Die vom damaligen spanischen Regierungschef Mariano Rajoy angesetzten Neuwahlen in Katalonien bestätigten im Dezember jedoch die parlamentarische Mehrheit der für die Unabhängigkeit eintretenden Parteien, die zusammen knapp 48 Prozent der Stimmen erhielten. Zum Zeitpunkt der Wahl saßen mehrere Kandidaten bereits in Untersuchungshaft oder hatten sich der Verhaftung durch Flucht ins Exil entzogen. Insgesamt fanden sieben ehemalige Regierungsmitglieder Zuflucht im Ausland, unter ihnen Puigdemont. 13 Menschen sitzen seit Monaten in Untersuchungshaft, unter ihnen die zwei Vorsitzenden der größten Bürgervereine für die Unabhängigkeit, Jordi Cuixart und Jordi Sànchez, sowie ehemalige Mitglieder von Puigdemonts Kabinett. Die Prozesse wegen Rebellion, Aufruhr und in einigen Fällen Veruntreuung stehen in den kommenden Wochen an, den Angeklagten drohen jeweils bis zu 30 Jahre Haft. Zudem sind mehrere hundert Bürgermeister angeklagt, weil sie öffentliche Einrichtungen als Wahllokale zur Verfügung stellten. Hotelbesitzer werden wegen angeblicher Hassdelikte vor Gericht gezerrt, weil sie sich weigerten, die Beamten der Guardia Civil zu beherbergen. Lehrer werden mit Verfahren überzogen, weil sie im Unterricht die Polizeigewalt thematisierten.

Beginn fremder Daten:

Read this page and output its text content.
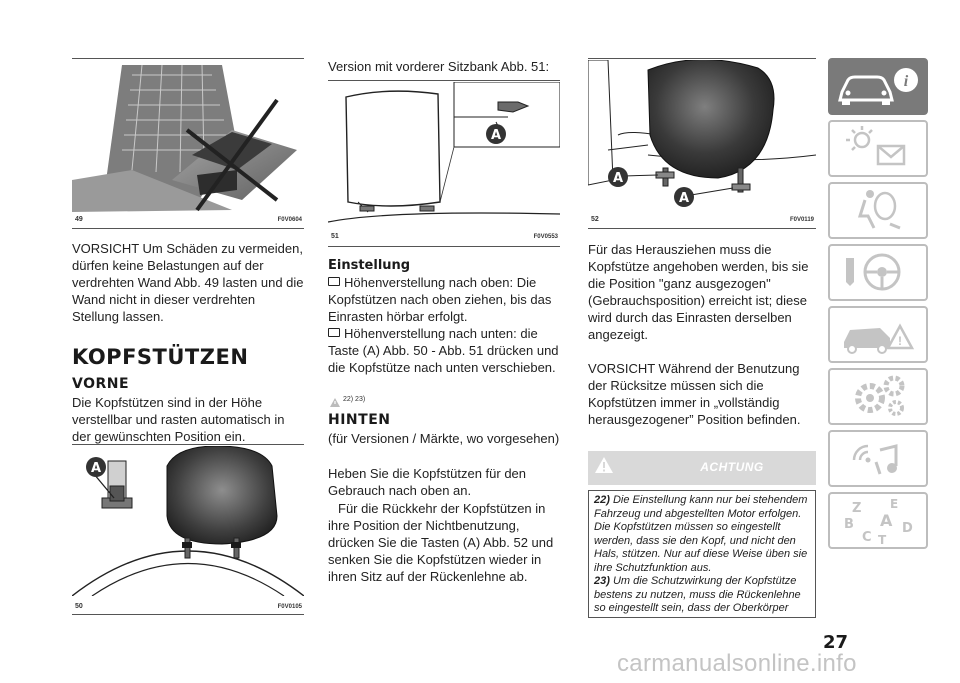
49	F0V0604
VORSICHT Um Schäden zu vermeiden, dürfen keine Belastungen auf der verdrehten Wand Abb. 49 lasten und die Wand nicht in dieser verdrehten Stellung lassen.
KOPFSTÜTZEN
VORNE
Die Kopfstützen sind in der Höhe verstellbar und rasten automatisch in der gewünschten Position ein.
A
50	F0V0105
Version mit vorderer Sitzbank Abb. 51:
A
51	F0V0553
Einstellung
Höhenverstellung nach oben: Die Kopfstützen nach oben ziehen, bis das Einrasten hörbar erfolgt.
Höhenverstellung nach unten: die Taste (A) Abb. 50 - Abb. 51 drücken und die Kopfstütze nach unten verschieben.
22) 23)
HINTEN
(für Versionen / Märkte, wo vorgesehen)
Heben Sie die Kopfstützen für den Gebrauch nach oben an.
Für die Rückkehr der Kopfstützen in ihre Position der Nichtbenutzung, drücken Sie die Tasten (A) Abb. 52 und senken Sie die Kopfstützen wieder in ihren Sitz auf der Rückenlehne ab.
A
A
52	F0V0119
Für das Herausziehen muss die Kopfstütze angehoben werden, bis sie die Position "ganz ausgezogen" (Gebrauchsposition) erreicht ist; diese wird durch das Einrasten derselben angezeigt.
VORSICHT Während der Benutzung der Rücksitze müssen sich die Kopfstützen immer in „vollständig herausgezogener” Position befinden.
ACHTUNG
22) Die Einstellung kann nur bei stehendem Fahrzeug und abgestellten Motor erfolgen. Die Kopfstützen müssen so eingestellt werden, dass sie den Kopf, und nicht den Hals, stützen. Nur auf diese Weise üben sie ihre Schutzfunktion aus.
23) Um die Schutzwirkung der Kopfstütze bestens zu nutzen, muss die Rückenlehne so eingestellt sein, dass der Oberkörper
i
!
Z E
B A
C T
D
27
carmanualsonline.info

Nach sechs Monaten und nach der Wahl des neuen katalanischen Regierungschefs Joaquim Torra wurde die Zwangsverwaltung aufgehoben. Die Normalisierung der politischen Aktivitäten zieht sich jedoch hin, denn zahlreiche Institutionen waren von Madrid geschlossen, rund 800 Millionen Euro an öffentlichen Mitteln blockiert und 259 Angestellte der katalanischen Regionalverwaltung entlassen worden. Erst vor wenigen Tagen konnte in Berlin die von Marie Kapretz geleitete Vertretung Kataloniens wiedereröffnet werden. Puigdemonts ehemalige Landwirtschaftsministerin Meritxell Serret, die seit Oktober 2017 im Exil in Brüssel lebt, übernahm dort die Leitung der katalanischen Repräsentanz.